È l’unico modo per placare il potere di veto di Roma con la sua mira di risolvere i problemi fuori dal raccordo anulare
La Regione si prende 60 giorni per decidere come gestire la mondezza. Quali impianti, dove e soprattutto come. Dopo che il Tar ha dato ragione a Virginia, la questione si fa schiacciante negli uffici di via Cristoforo Colombo. Pare proprio che riscrivere un piano sia un compito più grande di loro. Dovranno farsi aiutare, come sempre, da Cerroni? Il suo placet dovrebbe dare il via effettiva possibilità di realizzare un piano? Stavolta però ci sarà bisogno di una concertazione con la cosiddetta Roma Capitale, altrimenti è chiaro non si vada da nessuna parte.
La delibera approvata dalla giunta regionale il 28 maggio si impegna a trovare una soluzione condivisibile con la letteratura del Tar dicendo chiaramente di quale piano impiantistico si dispone. La grande direttiva strategica è quella che si ripete da trenta anni, voluta fin dalle origini dal Decreto Ronchi, deve guardare all’autosufficienza dei territori: ciascun territorio deve gestire entro la propria area il trattamento, la trasferenza e lo smaltimento dei rifiuti.
La posta in gioco è il commissariamento di Roma Capitale. Sì perché se non scelgono gli eletti qualcuno deve scegliere. L’arrivo di un commissario sarebbe una sconfessione importante per tutta la politica e vedersi tolto dalle mani un giocattolo di potere molto forte.
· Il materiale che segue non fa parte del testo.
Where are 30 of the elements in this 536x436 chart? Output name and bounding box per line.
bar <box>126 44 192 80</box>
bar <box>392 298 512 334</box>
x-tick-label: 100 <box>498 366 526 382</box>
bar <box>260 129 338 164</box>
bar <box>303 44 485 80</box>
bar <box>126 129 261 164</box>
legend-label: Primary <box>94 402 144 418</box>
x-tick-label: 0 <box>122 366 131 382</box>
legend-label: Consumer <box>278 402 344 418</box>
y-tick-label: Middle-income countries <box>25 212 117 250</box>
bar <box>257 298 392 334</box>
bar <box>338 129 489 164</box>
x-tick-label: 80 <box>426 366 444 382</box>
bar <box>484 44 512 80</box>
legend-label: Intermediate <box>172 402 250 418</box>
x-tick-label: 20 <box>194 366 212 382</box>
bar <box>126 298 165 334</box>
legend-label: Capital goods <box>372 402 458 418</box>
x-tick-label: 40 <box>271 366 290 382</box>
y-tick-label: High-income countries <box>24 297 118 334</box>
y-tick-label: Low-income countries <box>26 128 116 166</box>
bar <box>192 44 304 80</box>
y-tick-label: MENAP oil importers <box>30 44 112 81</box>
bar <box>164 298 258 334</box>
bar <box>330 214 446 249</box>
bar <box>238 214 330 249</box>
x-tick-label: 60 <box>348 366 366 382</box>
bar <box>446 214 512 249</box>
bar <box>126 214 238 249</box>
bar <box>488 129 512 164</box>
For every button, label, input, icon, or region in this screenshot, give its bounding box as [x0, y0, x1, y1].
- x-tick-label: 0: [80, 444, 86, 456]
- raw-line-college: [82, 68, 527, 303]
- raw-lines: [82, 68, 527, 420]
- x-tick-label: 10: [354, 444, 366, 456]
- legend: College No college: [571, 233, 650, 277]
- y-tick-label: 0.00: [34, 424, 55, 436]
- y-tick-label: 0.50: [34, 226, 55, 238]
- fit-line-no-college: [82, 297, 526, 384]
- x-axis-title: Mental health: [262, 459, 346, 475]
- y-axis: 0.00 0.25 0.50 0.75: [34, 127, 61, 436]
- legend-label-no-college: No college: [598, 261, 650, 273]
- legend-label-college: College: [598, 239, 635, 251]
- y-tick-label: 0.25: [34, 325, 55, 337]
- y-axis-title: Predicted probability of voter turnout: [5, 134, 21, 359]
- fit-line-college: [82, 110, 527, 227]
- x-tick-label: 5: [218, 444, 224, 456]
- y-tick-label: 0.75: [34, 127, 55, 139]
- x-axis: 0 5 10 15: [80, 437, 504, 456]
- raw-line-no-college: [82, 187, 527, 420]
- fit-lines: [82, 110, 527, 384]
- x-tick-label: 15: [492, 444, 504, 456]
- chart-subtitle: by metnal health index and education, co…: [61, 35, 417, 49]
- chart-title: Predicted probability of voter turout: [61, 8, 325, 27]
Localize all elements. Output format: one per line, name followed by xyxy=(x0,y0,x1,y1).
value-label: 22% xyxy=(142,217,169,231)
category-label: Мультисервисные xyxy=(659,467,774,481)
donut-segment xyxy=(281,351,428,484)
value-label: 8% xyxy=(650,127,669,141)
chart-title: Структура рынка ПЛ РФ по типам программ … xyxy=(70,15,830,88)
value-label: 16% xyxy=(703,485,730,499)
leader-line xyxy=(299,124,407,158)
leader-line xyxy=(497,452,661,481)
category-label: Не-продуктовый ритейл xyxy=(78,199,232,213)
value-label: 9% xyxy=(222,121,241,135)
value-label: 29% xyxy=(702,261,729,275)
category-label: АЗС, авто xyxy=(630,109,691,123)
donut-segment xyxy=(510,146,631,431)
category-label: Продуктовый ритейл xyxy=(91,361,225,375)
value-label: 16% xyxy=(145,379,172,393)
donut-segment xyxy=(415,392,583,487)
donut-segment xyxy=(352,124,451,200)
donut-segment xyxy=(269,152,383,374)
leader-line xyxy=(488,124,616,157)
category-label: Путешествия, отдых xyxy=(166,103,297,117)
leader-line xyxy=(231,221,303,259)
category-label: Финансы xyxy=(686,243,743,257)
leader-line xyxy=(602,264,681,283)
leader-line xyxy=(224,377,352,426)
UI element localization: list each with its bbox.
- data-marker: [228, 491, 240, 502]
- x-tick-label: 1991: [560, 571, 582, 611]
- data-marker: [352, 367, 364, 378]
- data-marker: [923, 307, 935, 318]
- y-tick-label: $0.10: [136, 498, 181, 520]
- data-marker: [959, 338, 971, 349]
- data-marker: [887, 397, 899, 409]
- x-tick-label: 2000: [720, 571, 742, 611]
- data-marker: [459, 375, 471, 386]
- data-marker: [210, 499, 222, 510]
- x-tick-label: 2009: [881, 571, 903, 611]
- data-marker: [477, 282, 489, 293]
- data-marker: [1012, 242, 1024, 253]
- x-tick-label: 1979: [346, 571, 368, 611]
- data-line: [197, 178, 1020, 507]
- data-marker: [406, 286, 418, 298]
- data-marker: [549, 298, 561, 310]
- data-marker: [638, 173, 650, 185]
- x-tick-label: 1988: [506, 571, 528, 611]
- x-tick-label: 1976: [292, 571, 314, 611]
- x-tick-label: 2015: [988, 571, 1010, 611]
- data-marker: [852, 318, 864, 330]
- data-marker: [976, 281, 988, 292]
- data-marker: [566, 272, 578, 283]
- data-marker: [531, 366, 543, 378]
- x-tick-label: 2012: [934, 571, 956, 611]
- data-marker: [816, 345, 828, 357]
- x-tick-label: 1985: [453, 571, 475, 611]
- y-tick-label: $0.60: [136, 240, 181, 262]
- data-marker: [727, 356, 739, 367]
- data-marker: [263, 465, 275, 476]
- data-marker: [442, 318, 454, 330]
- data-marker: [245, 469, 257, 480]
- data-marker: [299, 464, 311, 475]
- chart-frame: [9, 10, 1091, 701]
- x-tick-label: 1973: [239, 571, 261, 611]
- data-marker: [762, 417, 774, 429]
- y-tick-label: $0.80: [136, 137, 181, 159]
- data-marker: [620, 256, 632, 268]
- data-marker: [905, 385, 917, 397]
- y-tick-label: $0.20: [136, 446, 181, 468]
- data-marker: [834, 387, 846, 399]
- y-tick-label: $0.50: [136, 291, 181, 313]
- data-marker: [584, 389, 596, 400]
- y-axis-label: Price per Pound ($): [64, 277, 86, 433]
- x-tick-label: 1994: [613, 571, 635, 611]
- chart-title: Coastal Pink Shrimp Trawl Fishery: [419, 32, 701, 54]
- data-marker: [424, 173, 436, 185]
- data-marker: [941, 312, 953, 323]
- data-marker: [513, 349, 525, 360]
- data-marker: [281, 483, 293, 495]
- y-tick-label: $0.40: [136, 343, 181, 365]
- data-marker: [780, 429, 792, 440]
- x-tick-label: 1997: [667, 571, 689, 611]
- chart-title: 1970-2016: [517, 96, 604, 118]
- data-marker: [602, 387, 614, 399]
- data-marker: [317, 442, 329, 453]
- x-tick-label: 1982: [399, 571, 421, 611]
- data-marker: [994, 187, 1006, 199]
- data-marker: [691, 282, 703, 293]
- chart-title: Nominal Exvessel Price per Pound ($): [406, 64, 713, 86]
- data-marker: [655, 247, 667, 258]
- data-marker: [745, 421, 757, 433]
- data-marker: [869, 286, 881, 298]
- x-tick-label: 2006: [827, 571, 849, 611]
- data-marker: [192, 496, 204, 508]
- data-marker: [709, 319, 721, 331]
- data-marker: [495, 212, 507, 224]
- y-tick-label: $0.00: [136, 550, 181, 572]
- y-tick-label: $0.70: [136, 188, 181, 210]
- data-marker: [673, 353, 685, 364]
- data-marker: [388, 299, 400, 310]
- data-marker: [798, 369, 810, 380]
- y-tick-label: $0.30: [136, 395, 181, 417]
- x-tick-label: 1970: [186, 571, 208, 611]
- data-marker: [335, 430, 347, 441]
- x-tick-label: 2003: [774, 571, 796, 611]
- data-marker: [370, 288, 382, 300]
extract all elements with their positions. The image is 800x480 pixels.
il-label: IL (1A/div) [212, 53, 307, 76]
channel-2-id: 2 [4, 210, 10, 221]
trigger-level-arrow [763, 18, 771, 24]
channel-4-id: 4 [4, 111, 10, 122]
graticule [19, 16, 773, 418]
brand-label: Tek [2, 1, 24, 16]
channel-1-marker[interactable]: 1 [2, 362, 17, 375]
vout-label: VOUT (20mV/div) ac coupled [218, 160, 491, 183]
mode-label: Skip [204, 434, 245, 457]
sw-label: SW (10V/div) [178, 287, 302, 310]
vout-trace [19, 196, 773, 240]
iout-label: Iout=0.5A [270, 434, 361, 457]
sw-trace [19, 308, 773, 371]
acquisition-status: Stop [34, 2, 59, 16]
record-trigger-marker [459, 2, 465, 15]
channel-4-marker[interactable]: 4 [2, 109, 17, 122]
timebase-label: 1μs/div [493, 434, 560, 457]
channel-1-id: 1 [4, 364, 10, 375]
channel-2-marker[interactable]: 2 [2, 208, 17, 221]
Ma il nodo del contendere resta sempre lo stesso. La Regione Lazio vuole che Roma Capitale decida uno o più siti nel territorio della Città Metropolitana di Roma e lì fare quegli impianti di smaltimento che non vuole nessuno. Superati i sessanta giorni si va ad esercitare il potere sostitutivo. Ed è probabilmente qui che cui vuole arrivare Nicola Zingaretti.